Y se frotó las manos, acabando como de costumbre en una risa descompuesta, como si la cosa fuera verdaderamente cómica.
Me levanté indignada y dije:
—¡Qué traición ni qué tonterías! Se ha matado… ¿Qué más queréis? Ninguno de vosotros habría tenido valor para hacer lo mismo… Y además os digo que no tenéis ningún mérito si no habéis traicionado, porque sois dos desgraciados, dos miserables, dos muertos de hambre, que nunca habéis tenido un céntimo, y las vuestras son unas familias de desgraciados, de pobretones, de miserables y si las cosas os van bien tendréis finalmente lo que no habéis tenido nunca y viviréis bien vosotros y vuestras familias… Pero él era rico, había nacido en una familia rica, era un señor, y si hacía lo que hacía era porque creía en ello y no porque esperara nada. Él tenía mucho que perder, al contrario de vosotros que podéis ganarlo todo. Deberíais avergonzaros de venir a hablarme de traición…
El pequeño Tullio abrió su enorme boca como para contestarme, pero el otro, que me había comprendido, lo detuvo con un gesto y me dijo:
—Usted tiene razón… Esté tranquila… Yo al menos pensaré siempre bien de Mino.
Parecía conmovido y sentí simpatía por él porque se veía que había querido de veras a Mino. Después me saludaron y se fueron.
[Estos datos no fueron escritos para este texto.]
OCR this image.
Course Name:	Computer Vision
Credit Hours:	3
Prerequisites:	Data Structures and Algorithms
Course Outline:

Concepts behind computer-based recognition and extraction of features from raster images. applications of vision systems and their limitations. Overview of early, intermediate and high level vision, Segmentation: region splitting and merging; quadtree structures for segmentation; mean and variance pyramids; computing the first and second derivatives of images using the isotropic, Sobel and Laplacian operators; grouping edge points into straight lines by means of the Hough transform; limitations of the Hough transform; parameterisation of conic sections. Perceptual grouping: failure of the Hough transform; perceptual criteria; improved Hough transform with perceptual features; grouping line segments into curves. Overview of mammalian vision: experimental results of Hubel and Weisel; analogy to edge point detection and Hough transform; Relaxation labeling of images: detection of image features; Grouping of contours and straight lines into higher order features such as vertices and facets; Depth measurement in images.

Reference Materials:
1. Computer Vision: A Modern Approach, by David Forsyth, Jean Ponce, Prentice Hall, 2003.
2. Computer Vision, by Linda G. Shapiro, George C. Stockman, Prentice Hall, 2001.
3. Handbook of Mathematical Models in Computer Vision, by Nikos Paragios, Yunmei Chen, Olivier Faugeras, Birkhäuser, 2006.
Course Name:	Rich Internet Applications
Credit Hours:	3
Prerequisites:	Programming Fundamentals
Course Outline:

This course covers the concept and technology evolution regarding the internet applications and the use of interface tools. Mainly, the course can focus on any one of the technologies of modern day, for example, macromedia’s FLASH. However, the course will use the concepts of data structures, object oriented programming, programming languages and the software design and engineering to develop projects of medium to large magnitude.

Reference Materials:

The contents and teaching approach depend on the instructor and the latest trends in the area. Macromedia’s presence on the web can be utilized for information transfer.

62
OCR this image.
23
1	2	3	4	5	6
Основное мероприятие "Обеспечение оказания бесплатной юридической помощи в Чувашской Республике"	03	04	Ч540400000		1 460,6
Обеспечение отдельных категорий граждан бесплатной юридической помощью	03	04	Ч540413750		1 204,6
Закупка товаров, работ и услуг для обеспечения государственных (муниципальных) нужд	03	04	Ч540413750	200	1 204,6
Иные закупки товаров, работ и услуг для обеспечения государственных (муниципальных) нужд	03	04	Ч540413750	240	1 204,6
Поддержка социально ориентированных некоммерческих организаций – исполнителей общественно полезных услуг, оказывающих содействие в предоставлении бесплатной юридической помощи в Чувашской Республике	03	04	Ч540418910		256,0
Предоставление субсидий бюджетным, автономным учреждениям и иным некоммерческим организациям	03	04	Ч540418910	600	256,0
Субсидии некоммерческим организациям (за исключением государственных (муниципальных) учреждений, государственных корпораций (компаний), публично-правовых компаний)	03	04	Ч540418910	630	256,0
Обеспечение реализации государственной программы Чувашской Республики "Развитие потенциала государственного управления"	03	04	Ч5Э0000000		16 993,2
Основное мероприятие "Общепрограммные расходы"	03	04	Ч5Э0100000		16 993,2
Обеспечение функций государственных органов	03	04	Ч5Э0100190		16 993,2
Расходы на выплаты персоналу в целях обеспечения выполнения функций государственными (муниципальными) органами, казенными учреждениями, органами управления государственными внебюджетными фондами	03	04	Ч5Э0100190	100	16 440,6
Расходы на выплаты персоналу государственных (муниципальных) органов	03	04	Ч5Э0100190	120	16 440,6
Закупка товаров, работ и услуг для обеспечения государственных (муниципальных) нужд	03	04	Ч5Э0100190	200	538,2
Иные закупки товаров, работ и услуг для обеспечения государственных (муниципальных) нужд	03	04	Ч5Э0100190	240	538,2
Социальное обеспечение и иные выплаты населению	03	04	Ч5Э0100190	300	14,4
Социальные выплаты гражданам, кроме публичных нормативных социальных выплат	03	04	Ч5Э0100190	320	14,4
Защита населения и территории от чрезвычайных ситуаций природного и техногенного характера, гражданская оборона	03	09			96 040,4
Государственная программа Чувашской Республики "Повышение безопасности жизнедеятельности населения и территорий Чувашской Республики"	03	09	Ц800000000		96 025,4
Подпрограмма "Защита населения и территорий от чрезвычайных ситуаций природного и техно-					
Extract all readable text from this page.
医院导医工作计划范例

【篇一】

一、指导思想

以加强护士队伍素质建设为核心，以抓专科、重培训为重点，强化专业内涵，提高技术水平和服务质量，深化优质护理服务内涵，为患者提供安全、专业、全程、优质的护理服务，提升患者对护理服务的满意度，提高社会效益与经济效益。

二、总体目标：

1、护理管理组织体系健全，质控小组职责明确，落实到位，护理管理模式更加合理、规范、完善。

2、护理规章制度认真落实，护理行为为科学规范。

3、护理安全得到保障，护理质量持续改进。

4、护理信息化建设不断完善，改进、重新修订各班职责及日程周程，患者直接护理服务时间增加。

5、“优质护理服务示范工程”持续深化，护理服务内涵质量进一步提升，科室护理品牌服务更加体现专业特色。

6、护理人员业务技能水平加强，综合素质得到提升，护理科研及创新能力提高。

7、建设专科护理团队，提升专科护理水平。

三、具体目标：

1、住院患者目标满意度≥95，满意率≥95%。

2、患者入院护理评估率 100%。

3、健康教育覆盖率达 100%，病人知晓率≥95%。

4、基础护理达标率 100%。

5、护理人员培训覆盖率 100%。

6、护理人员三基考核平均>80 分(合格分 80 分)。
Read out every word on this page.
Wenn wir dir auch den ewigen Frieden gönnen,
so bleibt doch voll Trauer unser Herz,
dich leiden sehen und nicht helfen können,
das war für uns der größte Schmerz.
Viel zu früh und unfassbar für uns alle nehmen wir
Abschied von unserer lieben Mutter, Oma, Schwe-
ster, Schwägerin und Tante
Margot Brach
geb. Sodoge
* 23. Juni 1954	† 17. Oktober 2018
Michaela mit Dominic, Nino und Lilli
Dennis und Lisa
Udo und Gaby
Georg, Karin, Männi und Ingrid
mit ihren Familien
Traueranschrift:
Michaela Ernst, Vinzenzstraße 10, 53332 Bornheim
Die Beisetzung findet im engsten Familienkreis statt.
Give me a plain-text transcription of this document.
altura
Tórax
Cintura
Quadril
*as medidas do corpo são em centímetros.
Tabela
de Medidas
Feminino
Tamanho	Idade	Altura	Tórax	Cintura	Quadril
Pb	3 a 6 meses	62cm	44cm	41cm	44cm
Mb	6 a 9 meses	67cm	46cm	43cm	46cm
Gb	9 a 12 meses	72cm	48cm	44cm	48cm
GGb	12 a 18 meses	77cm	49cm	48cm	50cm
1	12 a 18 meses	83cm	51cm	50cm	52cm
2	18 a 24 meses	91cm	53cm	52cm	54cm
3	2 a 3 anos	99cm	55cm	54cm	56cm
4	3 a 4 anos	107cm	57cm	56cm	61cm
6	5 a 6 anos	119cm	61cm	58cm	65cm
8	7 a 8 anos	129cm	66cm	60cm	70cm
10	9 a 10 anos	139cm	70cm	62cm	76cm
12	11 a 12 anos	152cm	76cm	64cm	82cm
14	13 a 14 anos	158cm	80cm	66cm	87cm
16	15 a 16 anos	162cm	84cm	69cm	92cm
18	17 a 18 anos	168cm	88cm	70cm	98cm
Al quedarme sola, me sentí casi aliviada en mi dolor por todo lo que había dicho a aquellos dos individuos. Pensé en Mino y pensé en mi hijo. Pensé que iba a nacer de un asesino y una prostituta, pero a todos los hombres les puede suceder matar y a todas las mujeres darse por dinero, y lo que más importaba era que naciera bien y se criase sano y fuerte. Y decidí que si era varón lo llamaría Giacomo en recuerdo de Mino. Pero si era una hembra la llamaría Letizia porque quería que, a diferencia de mí, tuviese una vida alegre y feliz y estaba segura de que, con la ayuda de la familia de Mino, la tendría.